For Alabama Democrats, as the saying goes, “There’s a light at the end of the tunnel and for once it isn’t a train!” That’s because the state party has undergone an enormous transformation under the leadership of Chair Chris England, Vice-Chair Patricia Todd, and Executive Director Wade Perry. Under these new state party leaders, Alabama Democrats are finally seeing the quality, frequent social media engagements, new and recurring donorship, and regular opportunities to volunteer and get involved. If you’ve paid even scant attention to Alabama politics, the difference in just eighteen months is extraordinary, almost miraculous. Finally, the Democratic message is getting out there, being heard/ discussed, and most significantly, resonating deeply with voters who want to see tangible results in tough times.
The same type of energy is also emanating from Democrats in the Alabama House who has proposed key bills to improve health care, job creation, education, infrastructure and implement long-overdue reforms to criminal justice and law enforcement. It’s a bold and substantive agenda for a minority party, but the message is getting out that constituents are tired of business-as-usual political games and bombastic, divisive partisan rhetoric. Alabama House Minority Leader Anthony Daniels has proven himself to be a strategic thinker and skilled negotiator when it comes to leading the Democratic House Caucus and getting results. He’s shown a willingness to work across the aisle without sacrificing core Democratic principles for short-term political gain.
Despite this good news, Alabama Democrats have a long and very bumpy road ahead. Sadly, Alabama’s partisan divide runs incredibly deep. Democrats face extraordinary obstacles, like widespread gerrymandering, straight-ticket voting, and a gargantuan, relentless right-wing media echo chamber, that all stand in the way of ending Republican Supermajority rule in the state. Since “storming the Statehouse” about a decade ago, Alabama Republicans have relentlessly, absurdly labeled all Democrats as socialists and used fear-mongering rhetoric to try and paint them as nefarious, conspiratorial enemies of the state. Of course, it’s nothing more than red meat for their ravenous, base, but, hey, if you repeat things over and over for a long enough time- no matter how slanderous, malicious, or far-fetched… sadly, a lot of folks will believe things to be true that are easily disprovable or demonstrably false.

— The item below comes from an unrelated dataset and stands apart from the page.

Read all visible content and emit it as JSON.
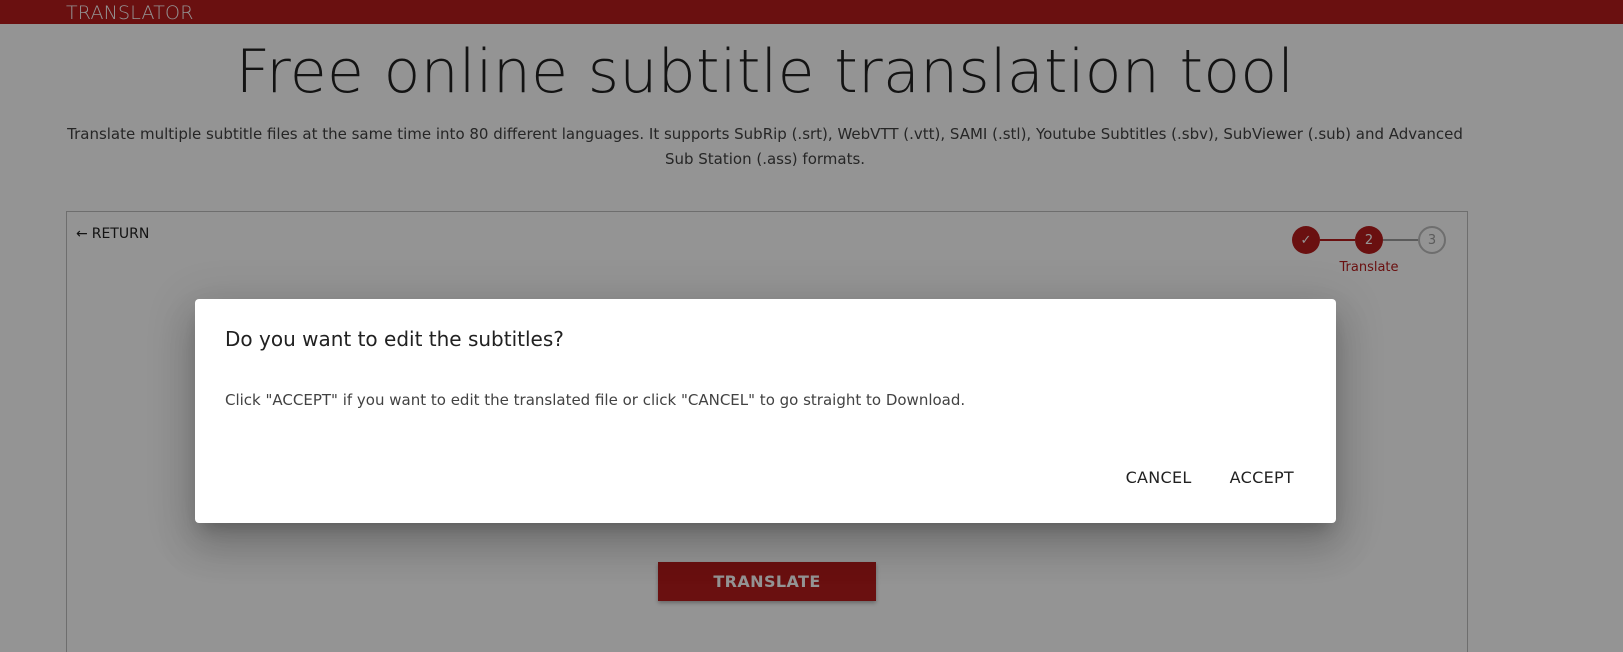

That’s why it’s refreshing to see Democrats strike a more aspirational tone focused on healing, growth, and prosperity. They’re promoting an agenda that addresses “kitchen table” issues that affect the lives of everyday people, not just the privileged donor class. Truly, folks are wary of Republicans’ blathering misinformation over immigration, monuments to the confederacy, gun worship, and impending, almost always imaginary, nightmarish visions of financial apocalypse. Instead, ordinary people would like to know that their jobs are secure, they can see a doctor without going bankrupt, and that their kids are going to a good school with great jobs waiting for them when they finish.
Democrats have long known what they’re up against, but in Alabama, they finally seem up to the David v. Goliath challenge. The truth is that we all know that our democracy is healthier when one party doesn’t hold all the levers of power in all three branches of government. Also, Alabama Democrats are paying close attention to what just happened in Georgia, as well as taking a hard look at how Alabama could elect someone like Tommy Tuberville as a U.S. Senator. The recent announcement of Sen. Richard Shelby’s retirement is also helping to mobilize Democrats even though they are keenly aware of the crimson political landscape.
What began as a breeze is starting to shape up as a strong political wind. If Alabama Democrats continue along their new path, the state may be in for some big and positive changes soon.
If Republicans aren’t careful, that breeze they’re feeling, as the winds change direction, may turn into a big, blue hurricane before they even know it.